É difícil precisar a origem do clichê "último grito da moda", mas, apesar do esgotamento do uso, o termo traz na palavra "grito" um relevo simbólico ao destacar uma forma de expressão que pode ir da celebração ao alerta, do embate ao aviso. Expressar-se, afinal, é gesto norteador tanto na utilização quanto na produção de moda. Neste sentido, o Vida&Arte destaca quatro iniciativas cearenses, entre outras inúmeras possíveis, que tensionam regras e moldes da moda ao expressar vivências e mensagens de pessoas pretas, indígenas e LGBTs a partir de peças de vestuário e acessórios. Das bolsas feitas de bandana da Preta Chic aos grafismos indígenas da Tremembé, passando pelo desafio ao bom gosto da Pior Grife e chegando à celebração de si, dos seus e dos próprios territórios da MANCUDA, as expressões, pelo "pano" e pelos discursos, são de autoestima, proposição de novas possibilidades e construção coletiva — sempre.

MANCUDA

Mancuda completa três anos desde a criação oficial neste domingo, 7 de maio. Iniciativa começou na pandemia e tem na cultura das favelas a principal expressão
Foto: Nair Beatriz e Carll Souza / divulgação
Mancuda completa três anos desde a criação oficial neste domingo, 7 de maio. Iniciativa começou na pandemia e tem na cultura das favelas a principal expressão

Carll Souza, do Grande Pirambu, e Nair Beatriz, do Bairro Ellery, têm caminhos irmanados desde os primeiros cursos em 2016 na Rede Cuca e a graduação em Ciências Sociais na UFC em 2017, na qual se somaram na construção do fórum de negres do curso. Ao longo das vivências, a moda se fez presente — das temáticas das formações iniciais ao desejo de Nair pela graduação na área, abandonado pela necessidade de um curso que permitisse tempo para trabalhar, chegando à construção conjunta de uma primeira peça com estamparia africana, que foi dada de presente à produtora cultural e amiga Lilica Santos.

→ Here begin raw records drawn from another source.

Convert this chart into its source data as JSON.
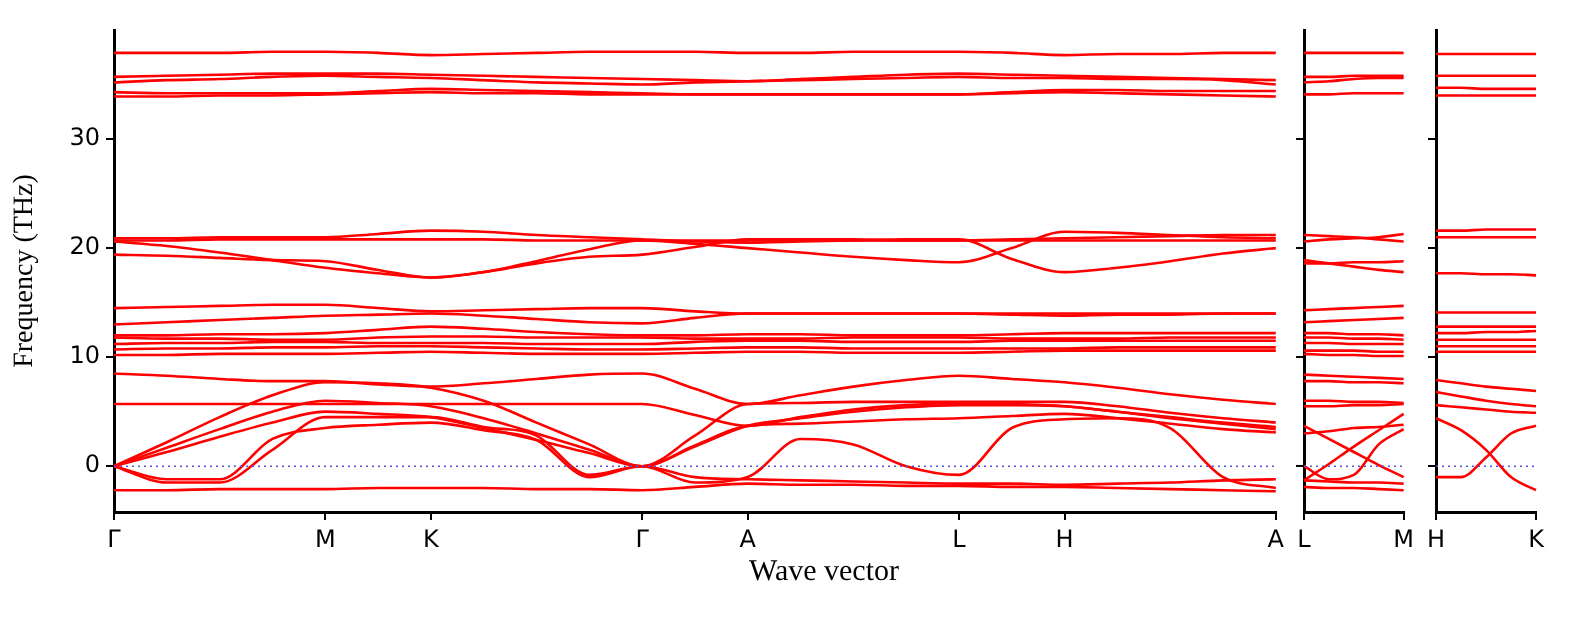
{
  "chart_data": [
    {
      "type": "line",
      "xlabel": "Wave vector",
      "ylabel": "Frequency (THz)",
      "grid": false,
      "ylim": [
        -4.2,
        40
      ],
      "yticks": [
        0,
        10,
        20,
        30
      ],
      "categories": [
        "Γ",
        null,
        null,
        null,
        "M",
        null,
        "K",
        null,
        null,
        null,
        "Γ",
        null,
        "A",
        null,
        null,
        null,
        "L",
        null,
        "H",
        null,
        null,
        null,
        "A"
      ],
      "ref_lines": [
        {
          "axis": "y",
          "value": 0,
          "color": "#5555dd",
          "line_style": "dotted"
        }
      ],
      "series": [
        {
          "color": "#ff0000",
          "values": [
            37.9,
            37.9,
            37.9,
            38.0,
            38.0,
            37.9,
            37.7,
            37.8,
            37.9,
            38.0,
            38.0,
            38.0,
            37.9,
            37.9,
            38.0,
            38.0,
            38.0,
            37.9,
            37.7,
            37.8,
            37.8,
            37.9,
            37.9
          ]
        },
        {
          "color": "#ff0000",
          "values": [
            35.7,
            35.8,
            35.9,
            36.0,
            36.0,
            36.0,
            35.9,
            35.8,
            35.7,
            35.6,
            35.5,
            35.4,
            35.3,
            35.5,
            35.7,
            35.9,
            36.0,
            35.9,
            35.8,
            35.7,
            35.6,
            35.5,
            35.4
          ]
        },
        {
          "color": "#ff0000",
          "values": [
            35.2,
            35.4,
            35.5,
            35.7,
            35.8,
            35.7,
            35.6,
            35.4,
            35.2,
            35.1,
            35.0,
            35.2,
            35.3,
            35.4,
            35.5,
            35.6,
            35.7,
            35.6,
            35.6,
            35.5,
            35.5,
            35.4,
            35.0
          ]
        },
        {
          "color": "#ff0000",
          "values": [
            34.3,
            34.2,
            34.2,
            34.2,
            34.2,
            34.4,
            34.6,
            34.5,
            34.4,
            34.3,
            34.2,
            34.1,
            34.1,
            34.1,
            34.1,
            34.1,
            34.1,
            34.3,
            34.5,
            34.5,
            34.4,
            34.4,
            34.4
          ]
        },
        {
          "color": "#ff0000",
          "values": [
            33.9,
            33.9,
            34.0,
            34.0,
            34.1,
            34.2,
            34.3,
            34.2,
            34.2,
            34.1,
            34.1,
            34.1,
            34.1,
            34.1,
            34.1,
            34.1,
            34.1,
            34.2,
            34.3,
            34.2,
            34.1,
            34.0,
            33.9
          ]
        },
        {
          "color": "#ff0000",
          "values": [
            20.7,
            20.7,
            20.8,
            20.8,
            20.8,
            20.8,
            20.8,
            20.8,
            20.7,
            20.7,
            20.7,
            20.7,
            20.7,
            20.7,
            20.7,
            20.7,
            20.7,
            20.8,
            20.9,
            21.0,
            21.1,
            21.2,
            21.2
          ]
        },
        {
          "color": "#ff0000",
          "values": [
            20.9,
            20.9,
            21.0,
            21.0,
            21.0,
            21.3,
            21.6,
            21.5,
            21.2,
            21.0,
            20.8,
            20.6,
            20.5,
            20.6,
            20.7,
            20.8,
            20.8,
            19.0,
            17.8,
            18.2,
            18.8,
            19.5,
            20.0
          ]
        },
        {
          "color": "#ff0000",
          "values": [
            19.4,
            19.3,
            19.1,
            18.9,
            18.8,
            18.0,
            17.3,
            17.8,
            18.8,
            19.9,
            20.7,
            20.4,
            20.0,
            19.6,
            19.2,
            18.9,
            18.7,
            20.0,
            21.5,
            21.4,
            21.2,
            21.0,
            20.9
          ]
        },
        {
          "color": "#ff0000",
          "values": [
            20.6,
            20.2,
            19.6,
            18.9,
            18.2,
            17.7,
            17.3,
            17.8,
            18.6,
            19.2,
            19.4,
            20.1,
            20.8,
            20.8,
            20.8,
            20.7,
            20.7,
            20.7,
            20.7,
            20.7,
            20.7,
            20.7,
            20.7
          ]
        },
        {
          "color": "#ff0000",
          "values": [
            14.5,
            14.6,
            14.7,
            14.8,
            14.8,
            14.5,
            14.2,
            14.3,
            14.4,
            14.5,
            14.5,
            14.2,
            14.0,
            14.0,
            14.0,
            14.0,
            14.0,
            14.0,
            14.0,
            14.0,
            14.0,
            14.0,
            14.0
          ]
        },
        {
          "color": "#ff0000",
          "values": [
            13.0,
            13.2,
            13.4,
            13.6,
            13.8,
            13.9,
            14.0,
            13.8,
            13.5,
            13.2,
            13.1,
            13.6,
            14.0,
            14.0,
            14.0,
            14.0,
            14.0,
            13.9,
            13.8,
            13.9,
            13.9,
            14.0,
            14.0
          ]
        },
        {
          "color": "#ff0000",
          "values": [
            12.0,
            12.0,
            12.1,
            12.1,
            12.2,
            12.5,
            12.8,
            12.6,
            12.3,
            12.1,
            12.0,
            12.0,
            12.1,
            12.1,
            12.0,
            12.0,
            12.0,
            12.1,
            12.2,
            12.2,
            12.2,
            12.2,
            12.2
          ]
        },
        {
          "color": "#ff0000",
          "values": [
            11.8,
            11.7,
            11.7,
            11.6,
            11.6,
            11.8,
            11.9,
            11.9,
            11.8,
            11.8,
            11.8,
            11.7,
            11.7,
            11.7,
            11.8,
            11.8,
            11.8,
            11.7,
            11.7,
            11.7,
            11.8,
            11.8,
            11.8
          ]
        },
        {
          "color": "#ff0000",
          "values": [
            11.2,
            11.3,
            11.3,
            11.4,
            11.4,
            11.3,
            11.3,
            11.3,
            11.2,
            11.2,
            11.2,
            11.4,
            11.5,
            11.5,
            11.4,
            11.4,
            11.4,
            11.5,
            11.5,
            11.5,
            11.5,
            11.5,
            11.5
          ]
        },
        {
          "color": "#ff0000",
          "values": [
            10.7,
            10.8,
            10.8,
            10.9,
            10.9,
            11.0,
            11.0,
            10.9,
            10.8,
            10.7,
            10.7,
            10.8,
            10.9,
            10.9,
            10.8,
            10.8,
            10.8,
            10.8,
            10.8,
            10.9,
            10.9,
            10.9,
            10.9
          ]
        },
        {
          "color": "#ff0000",
          "values": [
            10.2,
            10.2,
            10.3,
            10.3,
            10.3,
            10.4,
            10.5,
            10.4,
            10.3,
            10.3,
            10.3,
            10.4,
            10.5,
            10.5,
            10.4,
            10.4,
            10.4,
            10.5,
            10.6,
            10.6,
            10.6,
            10.6,
            10.6
          ]
        },
        {
          "color": "#ff0000",
          "values": [
            8.5,
            8.3,
            8.0,
            7.8,
            7.8,
            7.5,
            7.3,
            7.6,
            8.0,
            8.4,
            8.5,
            7.1,
            5.7,
            6.5,
            7.3,
            7.9,
            8.3,
            8.0,
            7.7,
            7.2,
            6.6,
            6.1,
            5.7
          ]
        },
        {
          "color": "#ff0000",
          "values": [
            5.7,
            5.7,
            5.7,
            5.7,
            5.7,
            5.7,
            5.7,
            5.7,
            5.7,
            5.7,
            5.7,
            4.7,
            3.7,
            4.5,
            5.2,
            5.6,
            5.8,
            5.7,
            5.5,
            5.0,
            4.4,
            3.9,
            3.4
          ]
        },
        {
          "color": "#ff0000",
          "values": [
            0,
            2.2,
            4.5,
            6.5,
            7.7,
            7.6,
            7.2,
            6.0,
            4.0,
            2.0,
            0,
            2.8,
            5.7,
            5.8,
            5.9,
            5.9,
            5.9,
            5.9,
            5.9,
            5.5,
            4.9,
            4.4,
            4.0
          ]
        },
        {
          "color": "#ff0000",
          "values": [
            0,
            1.7,
            3.4,
            5.0,
            6.0,
            5.8,
            5.5,
            4.4,
            3.0,
            1.5,
            0,
            1.8,
            3.7,
            4.4,
            5.0,
            5.4,
            5.6,
            5.6,
            5.5,
            5.0,
            4.5,
            4.0,
            3.6
          ]
        },
        {
          "color": "#ff0000",
          "values": [
            0,
            1.3,
            2.7,
            4.0,
            5.0,
            4.8,
            4.5,
            3.5,
            2.4,
            1.2,
            0,
            1.9,
            3.7,
            3.9,
            4.1,
            4.3,
            4.4,
            4.6,
            4.8,
            4.4,
            3.9,
            3.4,
            3.1
          ]
        },
        {
          "color": "#ff0000",
          "values": [
            0,
            -1.2,
            -1.2,
            2.5,
            3.5,
            3.8,
            4.0,
            3.3,
            2.4,
            -1.0,
            0,
            -1.5,
            -1.0,
            2.5,
            2.0,
            0.0,
            -0.8,
            3.5,
            4.3,
            4.4,
            3.5,
            -1.0,
            -2.0
          ]
        },
        {
          "color": "#ff0000",
          "values": [
            0,
            -1.5,
            -1.5,
            1.5,
            4.5,
            4.5,
            4.5,
            3.6,
            2.8,
            -0.8,
            0,
            -1.0,
            -1.2,
            -1.3,
            -1.4,
            -1.5,
            -1.6,
            -1.6,
            -1.7,
            -1.6,
            -1.5,
            -1.3,
            -1.2
          ]
        },
        {
          "color": "#ff0000",
          "values": [
            -2.2,
            -2.2,
            -2.1,
            -2.1,
            -2.1,
            -2.0,
            -2.0,
            -2.0,
            -2.1,
            -2.1,
            -2.2,
            -1.9,
            -1.6,
            -1.7,
            -1.7,
            -1.8,
            -1.8,
            -1.9,
            -1.9,
            -2.0,
            -2.1,
            -2.2,
            -2.3
          ]
        }
      ]
    },
    {
      "type": "line",
      "grid": false,
      "tick_labels": "x",
      "ylim": [
        -4.2,
        40
      ],
      "yticks": [
        0,
        10,
        20,
        30
      ],
      "categories": [
        "L",
        null,
        null,
        null,
        "M"
      ],
      "ref_lines": [
        {
          "axis": "y",
          "value": 0,
          "color": "#5555dd",
          "line_style": "dotted"
        }
      ],
      "series": [
        {
          "color": "#ff0000",
          "values": [
            37.9,
            37.9,
            37.9,
            37.9,
            37.9
          ]
        },
        {
          "color": "#ff0000",
          "values": [
            35.7,
            35.7,
            35.8,
            35.8,
            35.8
          ]
        },
        {
          "color": "#ff0000",
          "values": [
            35.2,
            35.3,
            35.5,
            35.6,
            35.6
          ]
        },
        {
          "color": "#ff0000",
          "values": [
            34.1,
            34.1,
            34.2,
            34.2,
            34.2
          ]
        },
        {
          "color": "#ff0000",
          "values": [
            21.2,
            21.1,
            21.0,
            20.8,
            20.6
          ]
        },
        {
          "color": "#ff0000",
          "values": [
            20.6,
            20.8,
            20.9,
            21.0,
            21.3
          ]
        },
        {
          "color": "#ff0000",
          "values": [
            18.9,
            18.6,
            18.3,
            18.0,
            17.8
          ]
        },
        {
          "color": "#ff0000",
          "values": [
            18.6,
            18.6,
            18.7,
            18.7,
            18.8
          ]
        },
        {
          "color": "#ff0000",
          "values": [
            14.3,
            14.4,
            14.5,
            14.6,
            14.7
          ]
        },
        {
          "color": "#ff0000",
          "values": [
            13.2,
            13.3,
            13.4,
            13.5,
            13.6
          ]
        },
        {
          "color": "#ff0000",
          "values": [
            12.2,
            12.2,
            12.1,
            12.1,
            12.0
          ]
        },
        {
          "color": "#ff0000",
          "values": [
            11.8,
            11.8,
            11.7,
            11.7,
            11.6
          ]
        },
        {
          "color": "#ff0000",
          "values": [
            11.3,
            11.3,
            11.2,
            11.2,
            11.2
          ]
        },
        {
          "color": "#ff0000",
          "values": [
            10.6,
            10.6,
            10.6,
            10.5,
            10.5
          ]
        },
        {
          "color": "#ff0000",
          "values": [
            10.3,
            10.2,
            10.2,
            10.1,
            10.1
          ]
        },
        {
          "color": "#ff0000",
          "values": [
            8.4,
            8.3,
            8.2,
            8.1,
            8.0
          ]
        },
        {
          "color": "#ff0000",
          "values": [
            7.8,
            7.8,
            7.7,
            7.7,
            7.6
          ]
        },
        {
          "color": "#ff0000",
          "values": [
            6.0,
            6.0,
            5.9,
            5.9,
            5.8
          ]
        },
        {
          "color": "#ff0000",
          "values": [
            5.5,
            5.5,
            5.6,
            5.6,
            5.7
          ]
        },
        {
          "color": "#ff0000",
          "values": [
            3.7,
            2.5,
            1.3,
            0.1,
            -1.0
          ]
        },
        {
          "color": "#ff0000",
          "values": [
            -1.3,
            0.2,
            1.8,
            3.3,
            4.8
          ]
        },
        {
          "color": "#ff0000",
          "values": [
            3.0,
            3.2,
            3.5,
            3.6,
            3.8
          ]
        },
        {
          "color": "#ff0000",
          "values": [
            0,
            -1.2,
            -0.8,
            2.0,
            3.4
          ]
        },
        {
          "color": "#ff0000",
          "values": [
            -1.3,
            -1.4,
            -1.5,
            -1.5,
            -1.6
          ]
        },
        {
          "color": "#ff0000",
          "values": [
            -1.9,
            -2.0,
            -2.0,
            -2.1,
            -2.2
          ]
        }
      ]
    },
    {
      "type": "line",
      "grid": false,
      "tick_labels": "x",
      "ylim": [
        -4.2,
        40
      ],
      "yticks": [
        0,
        10,
        20,
        30
      ],
      "categories": [
        "H",
        null,
        null,
        null,
        "K"
      ],
      "ref_lines": [
        {
          "axis": "y",
          "value": 0,
          "color": "#5555dd",
          "line_style": "dotted"
        }
      ],
      "series": [
        {
          "color": "#ff0000",
          "values": [
            37.8,
            37.8,
            37.8,
            37.8,
            37.8
          ]
        },
        {
          "color": "#ff0000",
          "values": [
            35.8,
            35.8,
            35.8,
            35.8,
            35.8
          ]
        },
        {
          "color": "#ff0000",
          "values": [
            34.7,
            34.7,
            34.6,
            34.6,
            34.6
          ]
        },
        {
          "color": "#ff0000",
          "values": [
            34.0,
            34.0,
            34.0,
            34.0,
            34.0
          ]
        },
        {
          "color": "#ff0000",
          "values": [
            21.6,
            21.6,
            21.7,
            21.7,
            21.7
          ]
        },
        {
          "color": "#ff0000",
          "values": [
            21.0,
            21.0,
            21.0,
            21.0,
            21.0
          ]
        },
        {
          "color": "#ff0000",
          "values": [
            17.7,
            17.7,
            17.6,
            17.6,
            17.5
          ]
        },
        {
          "color": "#ff0000",
          "values": [
            14.1,
            14.1,
            14.1,
            14.1,
            14.1
          ]
        },
        {
          "color": "#ff0000",
          "values": [
            12.8,
            12.8,
            12.8,
            12.8,
            12.8
          ]
        },
        {
          "color": "#ff0000",
          "values": [
            12.2,
            12.2,
            12.3,
            12.3,
            12.4
          ]
        },
        {
          "color": "#ff0000",
          "values": [
            11.6,
            11.6,
            11.6,
            11.6,
            11.6
          ]
        },
        {
          "color": "#ff0000",
          "values": [
            11.0,
            11.0,
            11.0,
            11.0,
            11.0
          ]
        },
        {
          "color": "#ff0000",
          "values": [
            10.5,
            10.5,
            10.5,
            10.5,
            10.5
          ]
        },
        {
          "color": "#ff0000",
          "values": [
            7.9,
            7.6,
            7.3,
            7.1,
            6.9
          ]
        },
        {
          "color": "#ff0000",
          "values": [
            6.8,
            6.4,
            6.0,
            5.7,
            5.5
          ]
        },
        {
          "color": "#ff0000",
          "values": [
            5.6,
            5.4,
            5.2,
            5.0,
            4.9
          ]
        },
        {
          "color": "#ff0000",
          "values": [
            -1.0,
            -1.0,
            0.8,
            3.0,
            3.7
          ]
        },
        {
          "color": "#ff0000",
          "values": [
            4.4,
            3.3,
            1.5,
            -1.0,
            -2.2
          ]
        }
      ]
    }
  ]
}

A MANCUDA — batizada a partir de gíria elogiosa usada em comunidades de Fortaleza — nasce desse percurso e se concretiza em 2020. "Moro com minha tia, que me ensinou um ponto de costura à mão e acabei me jogando nessa possibilidade, costurar à mão me ajudou muito (no isolamento da pandemia)", recupera Carll. O jovem fez uma bolsa e, com o apoio da amiga, passou a vendê-la. Foi o começo do aprofundamento da parceria.

Descolando-se da "ideia equivocada" de que moda era somente o que se via em circuitos de poder, a dupla estabeleceu um projeto que localizasse "socialmente, geograficamente e culturamente" onde a MANCUDA nascia e de onde tirava inspiração: "Nosso espelho, nosso território, nossa família".

Com olhar histórico e ancestral, se debruçaram em fotos antigas, histórias de parentes — como a de Wellington, tio de Carll que foi assassinado na saída de um baile funk no mesmo ano de nascimento do jovem (estampa inspirada nele no topo da página) — e bagagens próprias para criar coleções que valorizassem aspectos, estéticas e vidas das periferias.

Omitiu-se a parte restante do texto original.